Read along to discover the full story, according to Anderson.

A Traumatic Past 

Pamela Anderson stars as Vallery Irons in the television series "V.I.P." in 2001.
Pamela Anderson stars as Vallery Irons in the television series "V.I.P." in 2001.

Anderson had an inconceivably traumatic upbringing. Her earliest memories involve her abusive father who struggled with alcoholism. Her female babysitter, who had molested Anderson throughout her childhood, further compounded the abuse. Anderson recalls, “At a young age, I learned that people are mostly awful. Babysitters even worse." After experiencing years of molestation, the young star attempted to kill her abuser, revealing, “I tried to stab her in the heart with a candy cane pen.” After wishing her dead, Anderson’s babysitter was coincidentally killed the following day in a car accident. Anderson later describes being sexually assaulted at the age of 12, and again at 14. "It made me trust people less and less," said the star. 

Playboy Shoots 

Hugh Hefner and Pamela Anderson during a party at the Playboy Mansion in 2003.
Hugh Hefner and Pamela Anderson during a Playboy Mansion party in 2003.

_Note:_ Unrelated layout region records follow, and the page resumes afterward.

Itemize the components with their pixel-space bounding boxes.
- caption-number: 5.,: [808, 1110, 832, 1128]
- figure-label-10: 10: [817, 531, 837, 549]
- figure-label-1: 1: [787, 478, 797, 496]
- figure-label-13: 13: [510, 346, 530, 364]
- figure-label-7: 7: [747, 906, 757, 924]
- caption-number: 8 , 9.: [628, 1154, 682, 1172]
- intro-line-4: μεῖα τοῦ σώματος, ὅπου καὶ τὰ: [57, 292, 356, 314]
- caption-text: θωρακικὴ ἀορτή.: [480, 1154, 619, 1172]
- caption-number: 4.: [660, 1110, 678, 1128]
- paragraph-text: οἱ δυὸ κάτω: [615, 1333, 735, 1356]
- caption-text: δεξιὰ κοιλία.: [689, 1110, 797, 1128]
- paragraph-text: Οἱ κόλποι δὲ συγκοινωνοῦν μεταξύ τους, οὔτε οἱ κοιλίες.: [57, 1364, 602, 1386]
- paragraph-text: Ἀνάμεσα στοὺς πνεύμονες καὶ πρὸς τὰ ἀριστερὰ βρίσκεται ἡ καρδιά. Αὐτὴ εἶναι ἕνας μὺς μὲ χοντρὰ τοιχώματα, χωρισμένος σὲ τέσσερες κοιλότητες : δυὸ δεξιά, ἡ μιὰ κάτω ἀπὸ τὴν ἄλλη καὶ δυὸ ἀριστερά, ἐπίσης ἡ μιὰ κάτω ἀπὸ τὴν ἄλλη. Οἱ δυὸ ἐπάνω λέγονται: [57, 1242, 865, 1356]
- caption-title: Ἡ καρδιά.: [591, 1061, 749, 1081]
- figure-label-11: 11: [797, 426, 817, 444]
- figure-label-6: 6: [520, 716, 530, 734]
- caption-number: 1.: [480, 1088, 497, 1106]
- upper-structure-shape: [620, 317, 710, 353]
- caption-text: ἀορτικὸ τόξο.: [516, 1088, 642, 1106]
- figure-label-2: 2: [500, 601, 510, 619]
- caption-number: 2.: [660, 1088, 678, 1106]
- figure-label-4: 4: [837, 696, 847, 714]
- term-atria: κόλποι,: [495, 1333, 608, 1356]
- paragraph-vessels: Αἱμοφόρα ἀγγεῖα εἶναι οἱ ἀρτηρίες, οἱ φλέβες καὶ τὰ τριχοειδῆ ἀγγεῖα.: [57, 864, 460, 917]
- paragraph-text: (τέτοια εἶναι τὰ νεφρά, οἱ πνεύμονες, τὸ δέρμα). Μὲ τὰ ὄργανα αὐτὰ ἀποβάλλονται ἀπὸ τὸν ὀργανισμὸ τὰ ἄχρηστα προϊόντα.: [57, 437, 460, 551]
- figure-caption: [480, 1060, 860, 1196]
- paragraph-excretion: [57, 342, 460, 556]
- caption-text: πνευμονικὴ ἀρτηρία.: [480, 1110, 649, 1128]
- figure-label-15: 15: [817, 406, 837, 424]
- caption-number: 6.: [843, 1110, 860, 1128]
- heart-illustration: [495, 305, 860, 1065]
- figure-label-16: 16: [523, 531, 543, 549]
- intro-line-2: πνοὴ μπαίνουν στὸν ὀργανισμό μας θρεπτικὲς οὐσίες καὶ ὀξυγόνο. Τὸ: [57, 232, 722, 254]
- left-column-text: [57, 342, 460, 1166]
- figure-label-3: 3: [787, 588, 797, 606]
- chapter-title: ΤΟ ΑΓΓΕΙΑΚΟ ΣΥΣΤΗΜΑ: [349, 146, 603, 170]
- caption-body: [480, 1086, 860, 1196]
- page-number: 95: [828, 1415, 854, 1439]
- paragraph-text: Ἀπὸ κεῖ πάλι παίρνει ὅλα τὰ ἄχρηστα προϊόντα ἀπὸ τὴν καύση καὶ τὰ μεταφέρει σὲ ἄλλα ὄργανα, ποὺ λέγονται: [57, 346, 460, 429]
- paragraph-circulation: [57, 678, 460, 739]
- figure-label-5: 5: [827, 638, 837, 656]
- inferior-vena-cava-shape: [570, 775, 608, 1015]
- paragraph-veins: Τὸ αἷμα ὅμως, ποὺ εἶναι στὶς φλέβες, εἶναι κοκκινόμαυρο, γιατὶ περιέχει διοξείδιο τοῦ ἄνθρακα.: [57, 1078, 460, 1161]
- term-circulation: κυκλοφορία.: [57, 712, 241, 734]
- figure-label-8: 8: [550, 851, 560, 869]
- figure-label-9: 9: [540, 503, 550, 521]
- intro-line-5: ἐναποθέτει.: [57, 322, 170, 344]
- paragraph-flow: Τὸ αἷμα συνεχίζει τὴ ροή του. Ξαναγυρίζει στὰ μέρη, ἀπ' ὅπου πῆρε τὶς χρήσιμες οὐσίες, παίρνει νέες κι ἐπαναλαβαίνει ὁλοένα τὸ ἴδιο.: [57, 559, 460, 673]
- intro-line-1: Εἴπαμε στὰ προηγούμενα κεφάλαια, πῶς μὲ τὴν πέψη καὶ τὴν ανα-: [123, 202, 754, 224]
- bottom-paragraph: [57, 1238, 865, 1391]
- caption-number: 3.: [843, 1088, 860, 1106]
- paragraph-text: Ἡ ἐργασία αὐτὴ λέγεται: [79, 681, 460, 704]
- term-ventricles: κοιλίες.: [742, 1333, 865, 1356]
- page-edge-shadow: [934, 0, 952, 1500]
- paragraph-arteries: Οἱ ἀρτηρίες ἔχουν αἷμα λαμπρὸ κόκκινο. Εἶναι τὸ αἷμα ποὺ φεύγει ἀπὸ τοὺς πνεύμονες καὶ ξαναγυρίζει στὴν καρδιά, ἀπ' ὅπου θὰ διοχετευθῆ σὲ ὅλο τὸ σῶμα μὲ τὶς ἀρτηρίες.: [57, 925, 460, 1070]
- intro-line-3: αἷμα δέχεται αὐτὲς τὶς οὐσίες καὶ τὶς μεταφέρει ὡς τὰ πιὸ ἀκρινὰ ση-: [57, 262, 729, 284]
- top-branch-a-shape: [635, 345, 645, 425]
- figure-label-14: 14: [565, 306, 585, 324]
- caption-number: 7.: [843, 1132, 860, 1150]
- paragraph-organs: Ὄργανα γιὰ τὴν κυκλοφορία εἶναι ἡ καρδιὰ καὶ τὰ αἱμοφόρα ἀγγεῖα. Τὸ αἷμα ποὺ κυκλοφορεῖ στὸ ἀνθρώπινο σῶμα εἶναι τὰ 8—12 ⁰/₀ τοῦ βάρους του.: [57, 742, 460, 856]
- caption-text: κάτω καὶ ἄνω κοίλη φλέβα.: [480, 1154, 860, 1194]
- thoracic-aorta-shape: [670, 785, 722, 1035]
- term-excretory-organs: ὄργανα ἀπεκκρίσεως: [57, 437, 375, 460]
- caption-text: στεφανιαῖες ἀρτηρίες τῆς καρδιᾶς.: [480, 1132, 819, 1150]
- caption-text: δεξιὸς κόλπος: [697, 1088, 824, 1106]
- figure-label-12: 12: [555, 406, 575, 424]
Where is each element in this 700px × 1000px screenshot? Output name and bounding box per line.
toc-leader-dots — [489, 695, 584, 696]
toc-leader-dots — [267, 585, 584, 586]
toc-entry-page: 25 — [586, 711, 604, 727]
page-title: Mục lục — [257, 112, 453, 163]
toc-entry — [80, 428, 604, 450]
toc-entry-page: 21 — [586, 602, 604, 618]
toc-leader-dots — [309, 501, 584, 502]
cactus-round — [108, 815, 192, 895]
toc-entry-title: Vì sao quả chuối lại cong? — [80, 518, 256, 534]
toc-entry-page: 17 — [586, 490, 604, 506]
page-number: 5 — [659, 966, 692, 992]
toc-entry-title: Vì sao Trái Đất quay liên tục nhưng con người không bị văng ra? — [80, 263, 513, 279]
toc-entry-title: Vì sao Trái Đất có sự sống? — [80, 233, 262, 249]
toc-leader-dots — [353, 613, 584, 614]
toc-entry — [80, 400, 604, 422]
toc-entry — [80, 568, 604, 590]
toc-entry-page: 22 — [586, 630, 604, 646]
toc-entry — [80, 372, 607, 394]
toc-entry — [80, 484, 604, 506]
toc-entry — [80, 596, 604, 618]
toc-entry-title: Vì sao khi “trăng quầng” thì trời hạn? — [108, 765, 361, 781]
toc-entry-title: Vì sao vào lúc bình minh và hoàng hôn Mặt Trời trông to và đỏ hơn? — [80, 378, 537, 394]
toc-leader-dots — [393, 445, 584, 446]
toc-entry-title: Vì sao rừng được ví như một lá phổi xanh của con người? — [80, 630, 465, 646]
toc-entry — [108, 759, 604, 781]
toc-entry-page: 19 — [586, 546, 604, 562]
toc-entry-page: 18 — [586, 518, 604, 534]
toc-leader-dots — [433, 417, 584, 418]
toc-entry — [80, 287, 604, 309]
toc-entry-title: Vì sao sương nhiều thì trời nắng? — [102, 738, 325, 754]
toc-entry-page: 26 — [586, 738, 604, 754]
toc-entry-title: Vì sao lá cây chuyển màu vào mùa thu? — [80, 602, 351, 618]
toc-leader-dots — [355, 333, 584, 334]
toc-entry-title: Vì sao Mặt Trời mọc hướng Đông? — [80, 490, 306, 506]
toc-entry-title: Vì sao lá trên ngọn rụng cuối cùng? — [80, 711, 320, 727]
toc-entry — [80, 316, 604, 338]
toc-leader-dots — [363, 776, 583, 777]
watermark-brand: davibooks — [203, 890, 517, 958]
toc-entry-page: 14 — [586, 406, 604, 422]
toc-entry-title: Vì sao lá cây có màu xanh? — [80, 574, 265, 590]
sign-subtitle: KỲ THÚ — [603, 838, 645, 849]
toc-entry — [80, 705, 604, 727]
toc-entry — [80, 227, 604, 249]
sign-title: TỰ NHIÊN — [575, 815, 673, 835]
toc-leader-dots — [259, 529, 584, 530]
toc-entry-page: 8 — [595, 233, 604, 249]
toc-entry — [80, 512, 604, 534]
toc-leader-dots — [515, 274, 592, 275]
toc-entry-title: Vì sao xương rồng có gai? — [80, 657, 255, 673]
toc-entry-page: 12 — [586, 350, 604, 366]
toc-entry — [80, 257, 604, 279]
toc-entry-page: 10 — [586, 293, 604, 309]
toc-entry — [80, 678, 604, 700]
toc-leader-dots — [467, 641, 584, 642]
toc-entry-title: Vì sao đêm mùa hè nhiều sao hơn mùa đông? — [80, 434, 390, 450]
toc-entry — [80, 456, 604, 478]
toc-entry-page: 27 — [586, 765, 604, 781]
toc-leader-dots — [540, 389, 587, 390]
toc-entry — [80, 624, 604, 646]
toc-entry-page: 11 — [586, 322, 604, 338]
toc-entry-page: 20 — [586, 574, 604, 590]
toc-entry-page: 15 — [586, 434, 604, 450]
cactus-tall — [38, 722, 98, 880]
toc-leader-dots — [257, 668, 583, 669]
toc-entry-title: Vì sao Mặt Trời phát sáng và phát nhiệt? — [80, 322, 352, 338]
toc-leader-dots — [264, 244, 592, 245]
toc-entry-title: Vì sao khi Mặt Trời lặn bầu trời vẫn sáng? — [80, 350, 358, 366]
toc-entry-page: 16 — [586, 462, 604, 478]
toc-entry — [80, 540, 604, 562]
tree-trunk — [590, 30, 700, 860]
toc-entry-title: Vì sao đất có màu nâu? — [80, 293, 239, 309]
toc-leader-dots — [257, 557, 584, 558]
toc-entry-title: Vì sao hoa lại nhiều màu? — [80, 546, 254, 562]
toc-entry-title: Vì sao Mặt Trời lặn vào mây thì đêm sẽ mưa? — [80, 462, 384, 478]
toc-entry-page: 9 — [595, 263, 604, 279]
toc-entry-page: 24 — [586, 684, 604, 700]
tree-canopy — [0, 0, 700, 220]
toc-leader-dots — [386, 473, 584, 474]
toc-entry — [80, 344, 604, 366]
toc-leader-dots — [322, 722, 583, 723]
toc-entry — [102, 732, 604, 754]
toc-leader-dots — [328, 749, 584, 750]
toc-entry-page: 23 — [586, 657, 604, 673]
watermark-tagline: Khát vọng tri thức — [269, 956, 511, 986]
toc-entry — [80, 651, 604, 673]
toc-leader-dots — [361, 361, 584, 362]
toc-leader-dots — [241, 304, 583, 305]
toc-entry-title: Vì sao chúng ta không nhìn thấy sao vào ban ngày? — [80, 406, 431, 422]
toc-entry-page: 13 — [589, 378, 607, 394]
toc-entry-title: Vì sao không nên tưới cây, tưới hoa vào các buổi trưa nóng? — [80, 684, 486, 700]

We all know that she was in Playboy, but not necessarily how she got there. Anderson’s career began at the age of 22 when she appeared on the jumbotron of a BC Lions football game. After getting discovered by a representative from a Canadian beer company, the next to take notice was Hugh Hefner himself. Anderson left her home in Canada for the Playboy Mansion in Los Angeles shortly thereafter, where she posed for a series of nude photographs.

Anderson recalls feeling nauseous during her first shoot after a makeup artist on set touched her breast. Still, the star considered this an important turning point in her life. According to Anderson, the shoot “helped me in ways I could never articulate—I took my power back—I had to. It was a chance to realize a new life, a new adventure." Anderson went on to appear regularly in Playboy—14 times to be exact—making her the most photographed model in the publication’s history.  

The Sex Tape 

Pamela Anderson leaving the Los Angeles Superior court in 1997.
Pamela Anderson leaving the Los Angeles Superior court in 1997.

While there has been much discourse surrounding their now-infamous sex tape, much less focuses on Anderson's treatment in the matter. After the tape was stolen from a safe in the then-couple’s garage, a company distributed the footage on the newly-popular Internet. The tape went on to make $77 million in just the first year of its release. To Anderson, the distribution without consent “felt like rape.” After filing a lawsuit, the star's work with Playboy was used to justify a lack of a right to privacy. As if this wasn't demeaning enough, nude images of the star were presented behind the attorneys during the deposition. 

“They ended up making hundreds of millions of dollars off the spliced-together home movies of us. We endured years of embarrassment, harassment, and stress—not to mention what our families went through, our parents, our siblings, and how it affected our kids when they got older and were teased in school." She continues, "It was one of the most difficult things I’ve ever gone through. It is still a great cause of pain for all of us.” Not that any amount of money would begin to compensate, it's worth noting that Anderson never earned a dime.

Reaction to Hulu's Pam & Tommy

Pamela Anderson and Tommy Lee in 2006.
Pamela Anderson and Tommy Lee in 2006.

In an Inception-like moment, Anderson reacts to Hulu’s announcement of the Pam & Tommy miniseries in her Netflix documentary, Pamela, a Love Story. Anderson reveals that the news made her feel immediately ill and subsequently plagued her with nightmares. After decades of attempting to block out her trauma as a survival mechanism, "it’s all coming up again." Not having provided approval for the project, the Hulu show was yet another instance of feeling like "you are just a thing owned by the world, like you belong to the world.” Retraumatized and desiring to reclaim the narrative, this was the impetus for her to tell her whole truth—and so was today's birth of a memoir and documentary of her very own, created on her own terms.